ApoB / Lp(a) / Lipids
Are statins safe — the honest long-term assessment?
Statins (HMG-CoA reductase inhibitors) are among the most extensively studied medications in history, with over 300,000 patients in RCTs, they reduce major cardiovascular events by approximately 25–35% relative risk reduction per 38–39 mg/dL LDL-C reduction, with an excellent safety profile in large trials, though real-world use reveals a 5–10% rate of muscle symptoms (myalgia), a small but real increase in new-onset type 2 diabetes risk (approximately 1 excess case per 250 patients treated for 4 years), and a small increase in liver enzyme elevations requiring monitoring (Collins et al., Lancet, 201631357-5)).

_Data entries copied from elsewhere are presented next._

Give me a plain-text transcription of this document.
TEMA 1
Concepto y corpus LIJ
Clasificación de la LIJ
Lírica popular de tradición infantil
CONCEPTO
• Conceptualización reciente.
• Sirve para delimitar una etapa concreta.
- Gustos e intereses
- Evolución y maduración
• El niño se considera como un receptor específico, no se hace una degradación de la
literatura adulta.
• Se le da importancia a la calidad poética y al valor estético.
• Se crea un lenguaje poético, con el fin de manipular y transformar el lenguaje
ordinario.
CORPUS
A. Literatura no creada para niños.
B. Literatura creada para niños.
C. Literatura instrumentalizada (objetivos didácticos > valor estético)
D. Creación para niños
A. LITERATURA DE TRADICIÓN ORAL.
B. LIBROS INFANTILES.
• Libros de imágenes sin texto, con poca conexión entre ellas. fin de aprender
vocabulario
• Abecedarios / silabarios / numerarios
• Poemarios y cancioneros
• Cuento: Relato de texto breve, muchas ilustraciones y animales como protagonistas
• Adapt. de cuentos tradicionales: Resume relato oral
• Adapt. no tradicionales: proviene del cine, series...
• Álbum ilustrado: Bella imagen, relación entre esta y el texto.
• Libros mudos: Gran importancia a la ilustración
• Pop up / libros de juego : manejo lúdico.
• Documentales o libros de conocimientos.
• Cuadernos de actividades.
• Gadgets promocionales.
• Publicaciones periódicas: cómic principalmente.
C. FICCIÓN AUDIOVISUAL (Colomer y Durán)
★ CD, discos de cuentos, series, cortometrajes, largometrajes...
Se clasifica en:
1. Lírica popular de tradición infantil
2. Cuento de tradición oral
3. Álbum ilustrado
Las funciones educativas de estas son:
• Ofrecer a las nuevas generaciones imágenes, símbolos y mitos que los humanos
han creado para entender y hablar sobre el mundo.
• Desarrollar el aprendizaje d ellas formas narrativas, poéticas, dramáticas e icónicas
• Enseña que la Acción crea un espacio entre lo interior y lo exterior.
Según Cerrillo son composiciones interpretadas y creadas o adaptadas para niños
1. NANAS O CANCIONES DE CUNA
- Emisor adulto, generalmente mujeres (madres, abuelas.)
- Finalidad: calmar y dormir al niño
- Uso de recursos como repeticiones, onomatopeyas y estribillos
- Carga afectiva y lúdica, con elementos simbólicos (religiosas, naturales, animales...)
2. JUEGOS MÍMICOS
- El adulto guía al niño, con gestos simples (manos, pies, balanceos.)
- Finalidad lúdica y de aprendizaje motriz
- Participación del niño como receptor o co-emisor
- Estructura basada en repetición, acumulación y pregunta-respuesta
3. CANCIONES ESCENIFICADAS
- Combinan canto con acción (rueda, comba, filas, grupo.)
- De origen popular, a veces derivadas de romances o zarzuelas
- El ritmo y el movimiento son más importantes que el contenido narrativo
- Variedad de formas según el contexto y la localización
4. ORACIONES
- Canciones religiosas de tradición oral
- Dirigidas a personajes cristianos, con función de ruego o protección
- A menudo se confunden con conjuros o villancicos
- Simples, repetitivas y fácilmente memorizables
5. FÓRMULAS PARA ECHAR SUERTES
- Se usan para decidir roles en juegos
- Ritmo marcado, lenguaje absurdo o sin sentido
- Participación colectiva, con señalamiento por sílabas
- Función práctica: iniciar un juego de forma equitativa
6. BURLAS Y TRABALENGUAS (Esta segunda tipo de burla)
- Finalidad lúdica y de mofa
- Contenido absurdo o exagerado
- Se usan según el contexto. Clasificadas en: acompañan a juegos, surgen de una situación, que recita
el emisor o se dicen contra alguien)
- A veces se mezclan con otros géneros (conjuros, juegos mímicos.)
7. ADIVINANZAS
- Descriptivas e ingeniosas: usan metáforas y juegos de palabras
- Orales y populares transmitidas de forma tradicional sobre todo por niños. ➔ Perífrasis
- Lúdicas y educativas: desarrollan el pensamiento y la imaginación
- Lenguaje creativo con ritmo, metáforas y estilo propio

The statin controversy in consumer health spaces grossly overstates the side effect profile while understating the cardiovascular benefit in high-risk patients. For men who have had a heart attack, have coronary artery disease, or have an ApoB above 100 mg/dL with elevated cardiovascular risk, the benefit-risk calculation strongly favors statin therapy. For low-risk men with LDL-C of 115 mg/dL, the calculation is more nuanced and depends on lifetime risk rather than short-term trial data.
Honesty Scale: Solid (1) for statin efficacy in high-risk patients. Solid (1) for the specific, quantified side effect profile. Promising (2) for statin use in lower-risk primary prevention populations.
What to do: If you are on a statin and experiencing muscle symptoms, do not stop without consulting your physician, statin myopathy is real but rare, and the symptoms are often due to other causes. Ask your physician to test CK and vitamin D (deficiency increases muscle symptom risk on statins). Switching statin types (rosuvastatin to pravastatin, for example) often resolves muscle symptoms.